Over hoe een blijde boodschap toch ook even moet landen en hoe Frans, de vrijwilliger, van geen dank wil horen ...
Ik liep met mijn vrouw midden in Heerlen, vanwege familiebezoek, toen mijn telefoon ging. Eén van de klantbemiddelaars van Careyn.
"Goedemorgen, we hebben plek voor uw vader. Hij zou komende maandag naar huis kunnen..."
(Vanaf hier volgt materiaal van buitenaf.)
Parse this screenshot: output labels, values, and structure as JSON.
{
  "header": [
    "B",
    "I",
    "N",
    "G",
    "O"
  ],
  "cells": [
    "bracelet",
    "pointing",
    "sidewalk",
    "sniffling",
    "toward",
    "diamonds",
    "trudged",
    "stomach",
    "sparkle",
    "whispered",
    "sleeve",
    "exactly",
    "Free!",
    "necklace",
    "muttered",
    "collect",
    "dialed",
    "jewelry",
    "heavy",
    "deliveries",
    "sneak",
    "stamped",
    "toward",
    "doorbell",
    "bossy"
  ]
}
Toen ik aangaf dat de maandag echt een ongelukkige dag was en of het niet op vrijdag zou kunnen, viel er even een stilte. De dame herpakte zich snel en sloot het gesprek af dat ze het gewoon ging proberen.
Het lukte.
"Uw vader kan morgen naar huis..."
Nu viel ik even stil. Opeens realiseerde ik me dat het inderdaad de volgende dag al zou zijn. Maar goed, het was fantastisch nieuws dat het dus ging lukken omdat er een thuiszorgorganisatie was gevonden die hem in zorg wilde nemen. Nieuwsgierig polste ik welke organisatie het was geworden.
Buurtzorg.
Toch.
Nog geen half uur later hing mijn vader aan de lijn. Ook voor hem ging het nu wel erg snel allemaal. Want hoe moet het dan met de boodschappen? En hoe kwam hij eigenlijk thuis? En hoe kwamen al zijn spullen vanuit het verpleeghuis weer thuis? En ...
Ik onderbrak hem. Dat zou allemaal wel goed komen. Probeer nu eerst maar even een beetje blij te zijn. Exact een half jaar na de fatale val, zou hij dan eindelijk weer terugkeren naar zijn appartement.
Het moest duidelijk allemaal nog even landen.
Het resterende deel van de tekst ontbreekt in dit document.